Amazon general manager of artificial intelligence highlights positive uses of Rekognition & acceptable use policy

Author: Dr. Matt Wood, Amazon Web Services Maching Learning Blog

"Some quick thoughts on the public discussion regarding facial recognition and Amazon Rekognition this past week," 1 June 2018

Amazon Rekognition... makes use of new technologies – such as deep learning – and puts them in the hands of developers in an easy-to-use, low-cost way... [W]e have seen customers use the image and video analysis capabilities of Amazon Rekognition in ways that materially benefit both society (e.g. preventing human trafficking, inhibiting child exploitation, reuniting missing children with their families...), and organizations (enhancing security through multi-factor authentication)... Amazon Web Services (AWS) is not the only provider of services like these, and we remain excited about how image and video analysis can be a driver for good in the world, including in the public sector and law enforcement. There has been no reported law enforcement abuse of Amazon Rekognition.
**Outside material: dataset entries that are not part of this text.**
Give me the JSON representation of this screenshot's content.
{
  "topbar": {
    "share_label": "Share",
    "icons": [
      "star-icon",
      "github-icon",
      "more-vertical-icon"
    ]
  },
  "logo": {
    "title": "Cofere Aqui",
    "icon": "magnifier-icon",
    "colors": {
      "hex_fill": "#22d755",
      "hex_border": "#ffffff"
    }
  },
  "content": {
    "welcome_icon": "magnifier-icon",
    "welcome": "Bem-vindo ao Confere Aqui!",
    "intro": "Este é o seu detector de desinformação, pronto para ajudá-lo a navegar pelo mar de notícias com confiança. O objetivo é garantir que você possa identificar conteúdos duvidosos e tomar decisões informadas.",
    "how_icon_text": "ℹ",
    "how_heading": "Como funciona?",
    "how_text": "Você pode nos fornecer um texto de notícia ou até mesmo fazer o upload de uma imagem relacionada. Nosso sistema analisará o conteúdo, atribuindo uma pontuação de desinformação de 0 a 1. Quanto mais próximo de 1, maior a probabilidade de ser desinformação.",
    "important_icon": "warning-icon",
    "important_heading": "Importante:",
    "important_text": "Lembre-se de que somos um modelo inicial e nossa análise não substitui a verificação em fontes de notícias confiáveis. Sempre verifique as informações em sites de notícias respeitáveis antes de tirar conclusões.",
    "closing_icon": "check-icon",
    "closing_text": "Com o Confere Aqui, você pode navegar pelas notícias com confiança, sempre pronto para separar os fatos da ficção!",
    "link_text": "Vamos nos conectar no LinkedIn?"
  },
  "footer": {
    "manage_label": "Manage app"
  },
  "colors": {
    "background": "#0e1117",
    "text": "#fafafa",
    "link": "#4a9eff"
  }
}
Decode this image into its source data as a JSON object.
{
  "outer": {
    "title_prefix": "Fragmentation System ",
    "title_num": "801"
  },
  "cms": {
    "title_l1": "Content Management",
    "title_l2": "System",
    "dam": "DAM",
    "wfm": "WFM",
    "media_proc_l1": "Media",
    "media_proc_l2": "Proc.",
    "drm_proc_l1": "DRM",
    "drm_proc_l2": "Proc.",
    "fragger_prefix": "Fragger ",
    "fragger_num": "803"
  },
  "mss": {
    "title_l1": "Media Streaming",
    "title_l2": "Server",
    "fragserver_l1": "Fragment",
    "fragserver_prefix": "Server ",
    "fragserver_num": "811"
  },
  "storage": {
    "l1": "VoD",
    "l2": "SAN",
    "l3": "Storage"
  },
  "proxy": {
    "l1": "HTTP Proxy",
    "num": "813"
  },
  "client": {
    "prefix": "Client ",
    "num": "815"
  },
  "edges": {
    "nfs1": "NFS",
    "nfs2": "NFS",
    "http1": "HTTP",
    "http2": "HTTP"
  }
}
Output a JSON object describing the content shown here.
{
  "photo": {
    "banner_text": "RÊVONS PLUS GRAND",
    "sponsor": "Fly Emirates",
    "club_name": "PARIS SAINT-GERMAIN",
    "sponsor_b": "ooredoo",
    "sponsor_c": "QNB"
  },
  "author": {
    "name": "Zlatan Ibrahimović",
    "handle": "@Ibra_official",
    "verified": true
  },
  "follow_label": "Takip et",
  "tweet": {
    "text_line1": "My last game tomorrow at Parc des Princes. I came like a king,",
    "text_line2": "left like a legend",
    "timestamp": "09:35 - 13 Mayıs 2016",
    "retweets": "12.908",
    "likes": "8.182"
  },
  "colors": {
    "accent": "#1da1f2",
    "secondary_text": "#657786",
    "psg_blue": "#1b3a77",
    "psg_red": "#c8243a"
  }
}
We also have an Acceptable Use Policy (“AUP”) that prohibits the use of our services for “[a]ny activities that are illegal, that violate the rights of others, or that may be harmful to others.” This includes violating anybody’s Constitutional rights relating to the 4th, 5th, and 14th Amendments – essentially any kind of illegal discrimination or violation of due process or privacy right. Customers in violation of our AUP are prevented from using our services.

...There have always been and will always be risks with new technology capabilities... AWS takes its responsibilities seriously. But we believe it is the wrong approach to impose a ban on promising new technologies because they might be used by bad actors for nefarious purposes in the future.